Jack Schooley* and Jun Yan University of Connecticut
The outcomes of soccer games can be massively important to soccer fans and bettors alike. To predict the outcomes of these games, we consider the English Premier League (EPL) dataset from Kaggle, which has data from the 2006/2007 through the 2017/2018 seasons. The main predictive model used was an ordinal logistic regression model, and its predictive ability was compared against simple logistic regression models for each of the three possible outcomes of soccer matches. Variable selection for all models was done using separate lasso fits, which selected the features for each model using shrinkage. Finally, the resulting probabilities generated from the ordinal logistic model were compared against the implicit probabilities of the published Bet365 odds for each game prior to kickoff. The results of this comparison can help people make more informed bets.
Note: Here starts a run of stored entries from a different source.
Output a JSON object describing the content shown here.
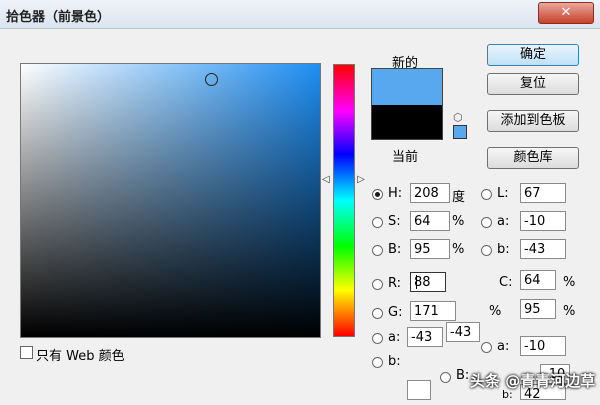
{
  "title": "拾色器（前景色）",
  "close_symbol": "✕",
  "swatch": {
    "new_label": "新的",
    "current_label": "当前",
    "new_color": "#58a8f0",
    "current_color": "#000000"
  },
  "buttons": {
    "ok": "确定",
    "reset": "复位",
    "add_to_swatches": "添加到色板",
    "color_libraries": "颜色库"
  },
  "hsb": {
    "h": {
      "label": "H:",
      "value": "208",
      "unit": "度"
    },
    "s": {
      "label": "S:",
      "value": "64",
      "unit": "%"
    },
    "b": {
      "label": "B:",
      "value": "95",
      "unit": "%"
    }
  },
  "rgb": {
    "r": {
      "label": "R:",
      "value": "88"
    },
    "g": {
      "label": "G:",
      "value": "171"
    },
    "b": {
      "label": "b:",
      "value": ""
    }
  },
  "lab": {
    "l": {
      "label": "L:",
      "value": "67"
    },
    "a": {
      "label": "a:",
      "value": "-10"
    },
    "b": {
      "label": "b:",
      "value": "-43"
    }
  },
  "cmyk": {
    "c": {
      "label": "C:",
      "value": "64",
      "unit": "%"
    },
    "m": {
      "unit": "%",
      "value": "95"
    }
  },
  "ghost": {
    "a_label": "a:",
    "a_value1": "-43",
    "a_value2": "-43",
    "a2_label": "a:",
    "a2_value": "-10",
    "b2_label": "B:",
    "b2_value": "-10",
    "b3_label": "b:",
    "b3_value": "42"
  },
  "web_only": "只有 Web 颜色",
  "watermark": "头条 @青青河边草",
  "marker_symbol": "◁",
  "cube_symbol": "⬡"
}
Lucas da Cunha Godoy* and Marcos Oliveira Prates University of Connecticut
Sports fantasy games are becoming increasingly popular. Currently, these games, created in the first half of the twentieth century in the context of baseball, have boomed with the popularization of the internet. In Brazil, Cartola FC is the most famous game of its kind. Launched in 2005, today it has more than 5 million registered users. Globo.com's famous product has attracted many sponsors, making it a very profitable product. The game is based on the 1st division of Brasileirão, and all users start with 100 units of play money called cartoleta. The main idea is for users to build a team composed of real players from different real teams. Every player has a price, so the user has a limitation to build his/her team. The price of these players varies according to the performance at each league game. The performance of each team is measured based on the scouts of the players, i.e. goal kicks, defenses, right passes and so on. Each player's action adds or subtracts a quantity to its final score. The score of each team is composed by the sum of the scores of its players. We collected such data for all players throughout the 2018 championship. We propose a Bayesian hierarchical model to predict the player score using INLA. The main goal, is to create the best team based on model predictive score and constraint to the amount of cartoleta available at each round. Such approach is general and not specific for Cartola, and, therefore, it can be easily extendend to any other fantasy games.